As far as the short term is concerned, the Golden State excels at encouraging its hiking and kale-obsessed locals to get active outdoors and exercise on a regular basis. But when it comes to air and water quality—environmental circumstances that put the overall population’s long-term health in danger—California has some big improvements to make, along with fellow low-ranking states New Jersey and Pennsylvania.
Another major component, according to US News, is social support and involvement. How often residents participate in community events, how much time they spend with family, friends, and coworkers, and how involved they are in presidential and congressional elections are just a few ways the study measured quality of life. Want to live where everyone votes and calls their mom on the reg? Pack your parka, because you’re heading to the midwest. “North Dakota and Minnesota are the most effective at promoting their citizens’ well-being, by providing both a healthy environment, and a sense of social connectedness,” US News claims.
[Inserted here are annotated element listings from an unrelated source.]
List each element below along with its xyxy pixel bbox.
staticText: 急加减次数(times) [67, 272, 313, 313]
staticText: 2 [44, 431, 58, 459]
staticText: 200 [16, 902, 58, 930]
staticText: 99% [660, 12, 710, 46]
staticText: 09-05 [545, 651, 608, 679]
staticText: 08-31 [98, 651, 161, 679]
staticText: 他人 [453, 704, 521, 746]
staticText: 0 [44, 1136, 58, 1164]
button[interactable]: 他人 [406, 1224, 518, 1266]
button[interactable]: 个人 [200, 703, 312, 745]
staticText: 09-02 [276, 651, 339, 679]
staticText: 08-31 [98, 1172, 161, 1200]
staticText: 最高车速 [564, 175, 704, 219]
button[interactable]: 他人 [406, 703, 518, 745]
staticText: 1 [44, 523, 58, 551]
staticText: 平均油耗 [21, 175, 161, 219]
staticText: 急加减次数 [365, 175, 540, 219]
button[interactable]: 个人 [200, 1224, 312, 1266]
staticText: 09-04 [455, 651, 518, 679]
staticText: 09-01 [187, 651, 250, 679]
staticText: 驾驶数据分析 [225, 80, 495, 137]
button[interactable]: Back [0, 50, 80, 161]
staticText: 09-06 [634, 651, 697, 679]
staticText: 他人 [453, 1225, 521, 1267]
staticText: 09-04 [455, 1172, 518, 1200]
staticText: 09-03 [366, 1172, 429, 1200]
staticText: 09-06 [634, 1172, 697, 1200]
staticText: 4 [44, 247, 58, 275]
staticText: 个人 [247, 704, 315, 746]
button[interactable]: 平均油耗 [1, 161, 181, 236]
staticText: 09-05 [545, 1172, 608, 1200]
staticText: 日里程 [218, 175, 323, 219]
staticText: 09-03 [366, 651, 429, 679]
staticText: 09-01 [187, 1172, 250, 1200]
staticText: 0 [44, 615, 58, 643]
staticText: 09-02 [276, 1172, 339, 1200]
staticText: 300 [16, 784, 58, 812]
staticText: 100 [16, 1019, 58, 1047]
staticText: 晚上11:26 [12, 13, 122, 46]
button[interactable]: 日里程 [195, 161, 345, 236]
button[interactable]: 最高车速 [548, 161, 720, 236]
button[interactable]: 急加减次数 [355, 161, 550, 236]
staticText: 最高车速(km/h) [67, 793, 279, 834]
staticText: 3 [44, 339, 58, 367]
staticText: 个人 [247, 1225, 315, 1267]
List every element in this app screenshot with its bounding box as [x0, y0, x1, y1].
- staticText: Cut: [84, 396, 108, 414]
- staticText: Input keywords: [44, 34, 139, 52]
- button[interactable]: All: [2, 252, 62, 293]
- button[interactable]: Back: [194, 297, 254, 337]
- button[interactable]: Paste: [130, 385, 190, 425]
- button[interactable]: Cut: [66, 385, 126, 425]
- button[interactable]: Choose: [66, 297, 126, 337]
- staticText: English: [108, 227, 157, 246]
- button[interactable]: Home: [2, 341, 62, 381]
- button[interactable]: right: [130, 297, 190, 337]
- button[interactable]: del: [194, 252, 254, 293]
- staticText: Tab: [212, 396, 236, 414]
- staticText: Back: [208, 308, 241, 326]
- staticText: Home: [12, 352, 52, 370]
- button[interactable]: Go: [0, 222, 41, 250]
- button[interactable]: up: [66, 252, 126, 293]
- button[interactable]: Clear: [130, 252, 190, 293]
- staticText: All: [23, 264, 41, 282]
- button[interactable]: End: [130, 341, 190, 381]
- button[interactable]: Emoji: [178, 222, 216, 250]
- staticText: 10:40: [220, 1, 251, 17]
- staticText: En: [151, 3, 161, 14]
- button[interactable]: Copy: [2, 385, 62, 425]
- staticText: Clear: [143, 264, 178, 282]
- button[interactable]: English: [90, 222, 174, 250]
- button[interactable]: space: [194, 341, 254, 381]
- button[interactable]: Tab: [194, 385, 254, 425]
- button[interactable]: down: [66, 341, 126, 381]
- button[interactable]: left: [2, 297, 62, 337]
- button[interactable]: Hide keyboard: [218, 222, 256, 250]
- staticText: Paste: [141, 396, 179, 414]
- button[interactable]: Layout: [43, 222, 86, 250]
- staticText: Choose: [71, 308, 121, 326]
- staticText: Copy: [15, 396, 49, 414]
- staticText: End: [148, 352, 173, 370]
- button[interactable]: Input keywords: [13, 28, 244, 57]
Here’s a peek at a few of the best (and worst) states for quality of life:
The Best Five States
- North Dakota
- New Hampshire
- South Dakota
The Worst Five States:
- New Jersey
If you’re still scratching your head and wondering why always-sunny California might not be the happiest place to call home, remember that the state also has the least affordable housing in the world. California’s housing costs continue to rise above the rate of household income—which consequently contributes to the state’s exceeding poverty and homelessness rates (they happen to be the highest in the nation). So, it’s really no wonder why California is the worst state for millennials to settle down in and buy a house.
Although this new information doesn’t necessarily suggest you should plan on making the move to one of the Dakotas, it does serve as an important reminder that your environment can have a huge impact on your mood. Just ask residents of Boulder, Colorado, also known as the happiest city in America. Dan Buettner and Dan Witters, authors of The Blue Zones of Happiness, recently discovered that citizens of this quaint mountainside town felt the most fulfilled, thanks to an abundance of green space, miles of dedicated bikeways, sustainable urban development, and preservation policies.
But of course, there’s more that goes into feeling happy and accomplished than spectacular scenery and clean living. Locals also reported feeling “active and productive”—sentiments that stem from factors like taking vacations, laughing often, and having enough money to cover basic needs.
So, the real question comes down to this: How do you determine quality of life? Is it by the quality of the air you breathe, or how often you hit the gym? Is it by the number of risks you take, adventures you go on, or professional goals you meet?